Quantitatively, the exocytotic responses observed in EndoC-βH1 and -βH2 cells are impressive. A single 800 ms depolarisation produced a capacitance increase of 100 and 180 fF in EndoC-βH1 and -βH2 cells, respectively. The granule area estimated from electron microscopy was 0.12 µm2. With a specific capacitance of 10 fF.μm−2, this granule area predicts that each granule should add 1.2 fF of capacitance upon fusion. Thus, the exocytotic responses equate to the discharge of 80–150 granules, which corresponds to 15–25% of the docked vesicles pool and ~1% of the total granule number. This echoes the size of the Ready Releasable Pool (RRP, ~200 vesicles) described in human pancreatic beta cells37. From the relationship between pulse duration and exocytosis, we estimate that a 10 ms depolarisation (the approximate duration of an action potential) will produce an exocytotic response of ≤1% of that produce by the 800 ms pulse (Fig. 5). Thus, we can estimate that each action potential will (on average) result in the release of 0.8–1.5 granules. Multiplying these values with the observed action potential frequency (1.45 Hz) suggests that EndoC-βH1 and -βH2 cells release an astonishing 100% and 50% of their total insulin content per hour. However, the [Ca2+]i measurements suggest that only 20–25% of the cells respond to glucose. This implies that EndoC-βH1 and -βH2 respectively release about 20% and 10% of their insulin content per hour, in fair agreement with the secretion rates actually observed.

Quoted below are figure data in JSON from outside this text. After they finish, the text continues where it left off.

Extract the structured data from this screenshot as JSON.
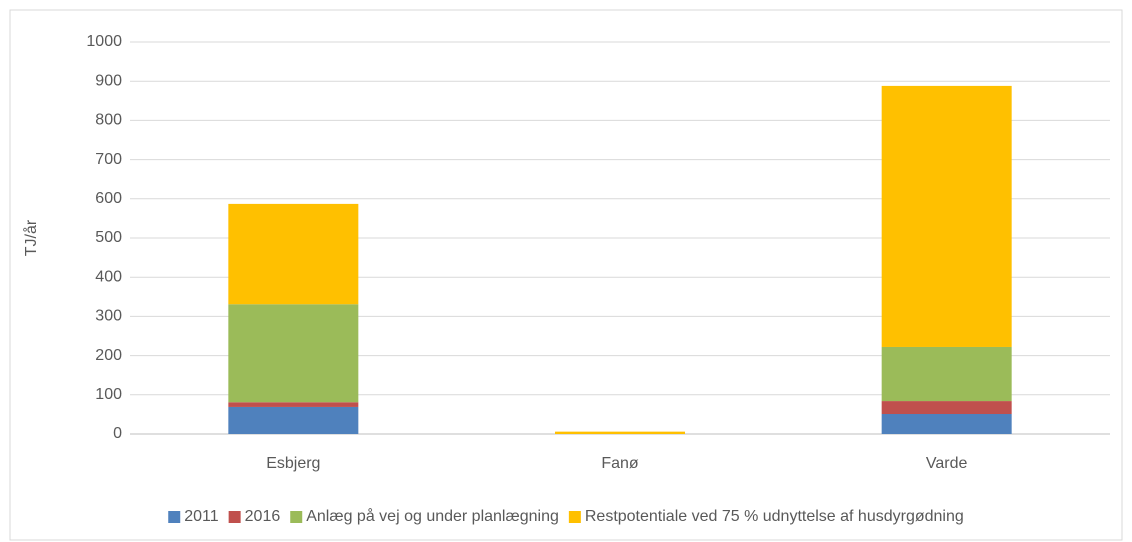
{
  "chart_data": {
    "type": "stacked_bar",
    "y_label": "TJ/år",
    "categories": [
      "Esbjerg",
      "Fanø",
      "Varde"
    ],
    "series": [
      {
        "name": "2011",
        "color": "#4f81bd",
        "values": [
          69,
          0,
          51
        ]
      },
      {
        "name": "2016",
        "color": "#c0504d",
        "values": [
          12,
          0,
          33
        ]
      },
      {
        "name": "Anlæg på vej og under planlægning",
        "color": "#9bbb59",
        "values": [
          250,
          0,
          138
        ]
      },
      {
        "name": "Restpotentiale ved 75 % udnyttelse af husdyrgødning",
        "color": "#ffc000",
        "values": [
          256,
          6,
          666
        ]
      }
    ],
    "ylim": [
      0,
      1000
    ],
    "yticks": [
      0,
      100,
      200,
      300,
      400,
      500,
      600,
      700,
      800,
      900,
      1000
    ],
    "grid": true,
    "legend": "bottom"
  }
}
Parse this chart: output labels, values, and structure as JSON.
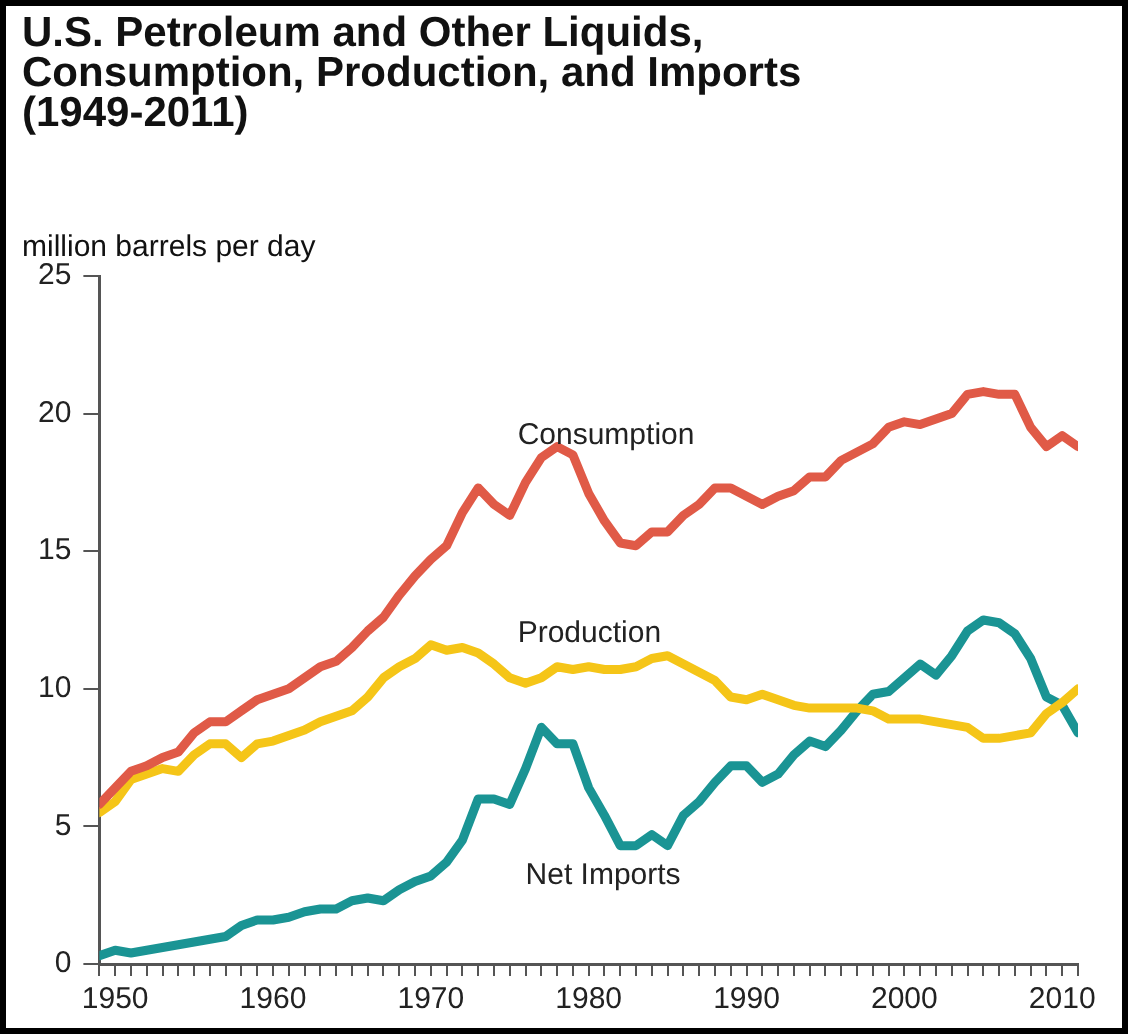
{
  "chart_data": {
    "type": "line",
    "title": "U.S. Petroleum and Other Liquids, Consumption, Production, and Imports (1949-2011)",
    "ylabel": "million barrels per day",
    "x": [
      1949,
      1950,
      1951,
      1952,
      1953,
      1954,
      1955,
      1956,
      1957,
      1958,
      1959,
      1960,
      1961,
      1962,
      1963,
      1964,
      1965,
      1966,
      1967,
      1968,
      1969,
      1970,
      1971,
      1972,
      1973,
      1974,
      1975,
      1976,
      1977,
      1978,
      1979,
      1980,
      1981,
      1982,
      1983,
      1984,
      1985,
      1986,
      1987,
      1988,
      1989,
      1990,
      1991,
      1992,
      1993,
      1994,
      1995,
      1996,
      1997,
      1998,
      1999,
      2000,
      2001,
      2002,
      2003,
      2004,
      2005,
      2006,
      2007,
      2008,
      2009,
      2010,
      2011
    ],
    "series": [
      {
        "name": "Consumption",
        "color": "#e05a47",
        "values": [
          5.8,
          6.4,
          7.0,
          7.2,
          7.5,
          7.7,
          8.4,
          8.8,
          8.8,
          9.2,
          9.6,
          9.8,
          10.0,
          10.4,
          10.8,
          11.0,
          11.5,
          12.1,
          12.6,
          13.4,
          14.1,
          14.7,
          15.2,
          16.4,
          17.3,
          16.7,
          16.3,
          17.5,
          18.4,
          18.8,
          18.5,
          17.1,
          16.1,
          15.3,
          15.2,
          15.7,
          15.7,
          16.3,
          16.7,
          17.3,
          17.3,
          17.0,
          16.7,
          17.0,
          17.2,
          17.7,
          17.7,
          18.3,
          18.6,
          18.9,
          19.5,
          19.7,
          19.6,
          19.8,
          20.0,
          20.7,
          20.8,
          20.7,
          20.7,
          19.5,
          18.8,
          19.2,
          18.8
        ]
      },
      {
        "name": "Production",
        "color": "#f5c518",
        "values": [
          5.5,
          5.9,
          6.7,
          6.9,
          7.1,
          7.0,
          7.6,
          8.0,
          8.0,
          7.5,
          8.0,
          8.1,
          8.3,
          8.5,
          8.8,
          9.0,
          9.2,
          9.7,
          10.4,
          10.8,
          11.1,
          11.6,
          11.4,
          11.5,
          11.3,
          10.9,
          10.4,
          10.2,
          10.4,
          10.8,
          10.7,
          10.8,
          10.7,
          10.7,
          10.8,
          11.1,
          11.2,
          10.9,
          10.6,
          10.3,
          9.7,
          9.6,
          9.8,
          9.6,
          9.4,
          9.3,
          9.3,
          9.3,
          9.3,
          9.2,
          8.9,
          8.9,
          8.9,
          8.8,
          8.7,
          8.6,
          8.2,
          8.2,
          8.3,
          8.4,
          9.1,
          9.5,
          10.0
        ]
      },
      {
        "name": "Net Imports",
        "color": "#1a9494",
        "values": [
          0.3,
          0.5,
          0.4,
          0.5,
          0.6,
          0.7,
          0.8,
          0.9,
          1.0,
          1.4,
          1.6,
          1.6,
          1.7,
          1.9,
          2.0,
          2.0,
          2.3,
          2.4,
          2.3,
          2.7,
          3.0,
          3.2,
          3.7,
          4.5,
          6.0,
          6.0,
          5.8,
          7.1,
          8.6,
          8.0,
          8.0,
          6.4,
          5.4,
          4.3,
          4.3,
          4.7,
          4.3,
          5.4,
          5.9,
          6.6,
          7.2,
          7.2,
          6.6,
          6.9,
          7.6,
          8.1,
          7.9,
          8.5,
          9.2,
          9.8,
          9.9,
          10.4,
          10.9,
          10.5,
          11.2,
          12.1,
          12.5,
          12.4,
          12.0,
          11.1,
          9.7,
          9.4,
          8.4
        ]
      }
    ],
    "xlim": [
      1949,
      2011
    ],
    "xticks": [
      {
        "value": 1949,
        "label": null
      },
      1950,
      {
        "value": 1951,
        "label": null
      },
      {
        "value": 1952,
        "label": null
      },
      {
        "value": 1953,
        "label": null
      },
      {
        "value": 1954,
        "label": null
      },
      {
        "value": 1955,
        "label": null
      },
      {
        "value": 1956,
        "label": null
      },
      {
        "value": 1957,
        "label": null
      },
      {
        "value": 1958,
        "label": null
      },
      {
        "value": 1959,
        "label": null
      },
      1960,
      {
        "value": 1961,
        "label": null
      },
      {
        "value": 1962,
        "label": null
      },
      {
        "value": 1963,
        "label": null
      },
      {
        "value": 1964,
        "label": null
      },
      {
        "value": 1965,
        "label": null
      },
      {
        "value": 1966,
        "label": null
      },
      {
        "value": 1967,
        "label": null
      },
      {
        "value": 1968,
        "label": null
      },
      {
        "value": 1969,
        "label": null
      },
      1970,
      {
        "value": 1971,
        "label": null
      },
      {
        "value": 1972,
        "label": null
      },
      {
        "value": 1973,
        "label": null
      },
      {
        "value": 1974,
        "label": null
      },
      {
        "value": 1975,
        "label": null
      },
      {
        "value": 1976,
        "label": null
      },
      {
        "value": 1977,
        "label": null
      },
      {
        "value": 1978,
        "label": null
      },
      {
        "value": 1979,
        "label": null
      },
      1980,
      {
        "value": 1981,
        "label": null
      },
      {
        "value": 1982,
        "label": null
      },
      {
        "value": 1983,
        "label": null
      },
      {
        "value": 1984,
        "label": null
      },
      {
        "value": 1985,
        "label": null
      },
      {
        "value": 1986,
        "label": null
      },
      {
        "value": 1987,
        "label": null
      },
      {
        "value": 1988,
        "label": null
      },
      {
        "value": 1989,
        "label": null
      },
      1990,
      {
        "value": 1991,
        "label": null
      },
      {
        "value": 1992,
        "label": null
      },
      {
        "value": 1993,
        "label": null
      },
      {
        "value": 1994,
        "label": null
      },
      {
        "value": 1995,
        "label": null
      },
      {
        "value": 1996,
        "label": null
      },
      {
        "value": 1997,
        "label": null
      },
      {
        "value": 1998,
        "label": null
      },
      {
        "value": 1999,
        "label": null
      },
      2000,
      {
        "value": 2001,
        "label": null
      },
      {
        "value": 2002,
        "label": null
      },
      {
        "value": 2003,
        "label": null
      },
      {
        "value": 2004,
        "label": null
      },
      {
        "value": 2005,
        "label": null
      },
      {
        "value": 2006,
        "label": null
      },
      {
        "value": 2007,
        "label": null
      },
      {
        "value": 2008,
        "label": null
      },
      {
        "value": 2009,
        "label": null
      },
      2010,
      {
        "value": 2011,
        "label": null
      }
    ],
    "ylim": [
      0,
      25
    ],
    "yticks": [
      0,
      5,
      10,
      15,
      20,
      25
    ],
    "grid": false,
    "legend": false,
    "marker": "none",
    "line_style": "solid"
  }
}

Impact of ‘polyhormonality’

At the mRNA level, glucagon and somatostatin levels equal that of insulin in EndoC-βH2. However, at the protein level only a relatively small fraction of cells are polyhormonal. Immunogold labelling in conjunction with electron microscopy revealed that these cells could store both insulin and somatostatin within the same granules. Interestingly, there was also relatively high expression of the somatostatin receptors 1, 2 and 3 (SSTR1-3), raising the possibility of autocrine inhibition. Indeed, when the cells were treated with 1 μmol/L CYN154806, glucose-induced insulin secretion was doubled. As this antagonist is selective for SSTR2, it is possible that even greater enhancement would have been observed if SSTR1 and SSTR3 had also been targeted.

Conclusion

We conclude that both EndoC-βH1 and -βH2 cells are reliable models of primary human beta-cells. We acknowledge that the secretory response to glucose and tolbutamide appears relatively limited and subjected to batch-to-batch variations. This is illustrated by the variable GSIS fold stimulation at high glucose reported in different studies8,21,39 which could even approach that seen in primary beta-cells16. Electrophysiologically, both EndoC-βH1 and -βH2 cells closely mirror primary human beta-cells both at the functional and the gene expression levels. Our detailed characterisation of both cell lines demonstrates that they represent versatile models of primary human beta-cells which can be used for high-throughput pipelines18,21 as well as detailed in vitro studies of the insulin secretory defects19,40. The fact that they are relatively easy to modify genetically makes them an attractive and powerful tool for future investigations of the relationship between gene expression and beta-cell function.